Thursday, January 26, 2012

Why It's a Good Bet that Reality's Really Real

I just returned from the inaugural meeting of my Perception and the Mind class. Our professor spent a while discussing the concept of perception, including the more-or-less philosophical puzzle about how or whether we can know whether our perceptions tell us anything objective about the real world. Is there any way, she wondered, to be sure we're not in a Matrix-style virtual reality, where our brain is being fed information to simulate an apparent reality that doesn't exist? Well, no, we can't be certain. But I do think that we have good reasons for thinking that it's exceedingly likely reality is real, and not a virtual computer simulation*, for the very simple reason that making such a simulation would be extremely difficult.

The world around me is tremendously detailed. Just sitting on my bed in my dorm room, using only my (admittedly very strong) glasses as a sensory aide, there's already enough to take in. If I chose to acquire the right apparatus, I could see, in addition to everything that's apparent on inspection, the tiny molecular structures of everything around me, their electromagnetic images outside the narrow visual band, etc. The amount of sheer information about this world that appears to surround me is staggering, in other words. A simulated virtual reality would have to pour that information into me, and would have to generate it, all at once, all using the strength of some computing system. That's hard.
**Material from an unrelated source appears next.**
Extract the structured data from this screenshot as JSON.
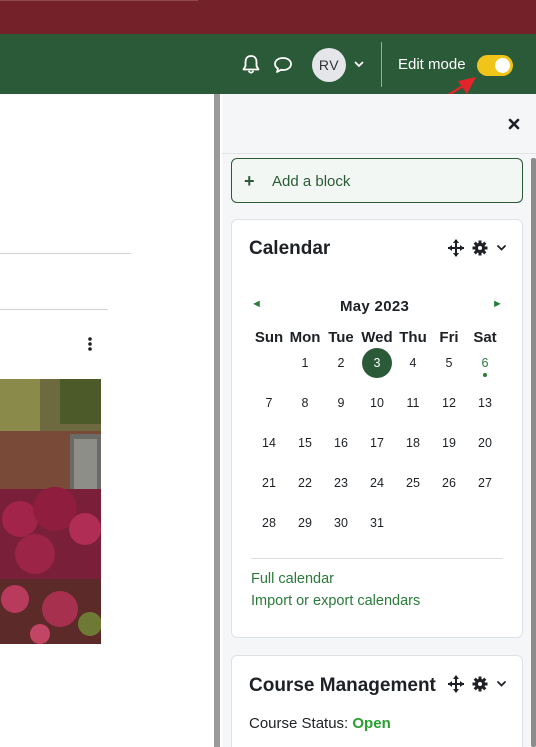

On the other hand, all that needs to happen for this information to be there, and for me to perceive it, on the hypothesis that it is the actual world is just for a world to exist, one that's got lots of detail to it, and for beings within it to develop the ability to detect information about that world. That's not very hard. Or, to be more precise, it is very hard, probably a great deal more unlikely from a properly a priori vantage-point than the task facing the designer of a virtual reality that I described above, but these things are also necessary for the virtual reality. This is something like Carl Sagan's observation that if you wish to make an apple pie from scratch, you must first invent the universe. In order to have a simulated virtual reality, there must be some real world in which that virtual reality is being simulated, and there must be beings within that world who can detect information about it, and therefore be tricked into thinking they've received information about a world that doesn't exist. All of the complexity, the difficulty, the improbability, and the weirdness of the sheer existence of reality and sentient beings within that reality necessary for me to sit here observing such a wonderfully detailed world are also necessary for that world to be a fake. It's just that, if it is a fake, there's a whole extra layer of complexity, difficulty, improbability, and weirdness, entirely added on top of the original layer.

This doesn't mean, of course, that I do have any way of knowing for sure that this dorm room around me isn't a fake. It just means that, if I don't have any direct evidence on the question one way or another, it's staggeringly unlikely to be a fake. It's a reasonable presumption for me to make, in other words, that reality is really real. I might be wrong, and it might even matter a great deal that I'm wrong (though it might not). But until some Morpheus comes along to give me a reason not to do so, I might as well bet on reality, the less-unlikely possibility.



*Of course, the world I see around myself is in a very real sense a virtual computer simulation, in that it's a model constructed by the profoundly complex computer known as my brain of my surroundings, and is not in any way those surroundings themselves.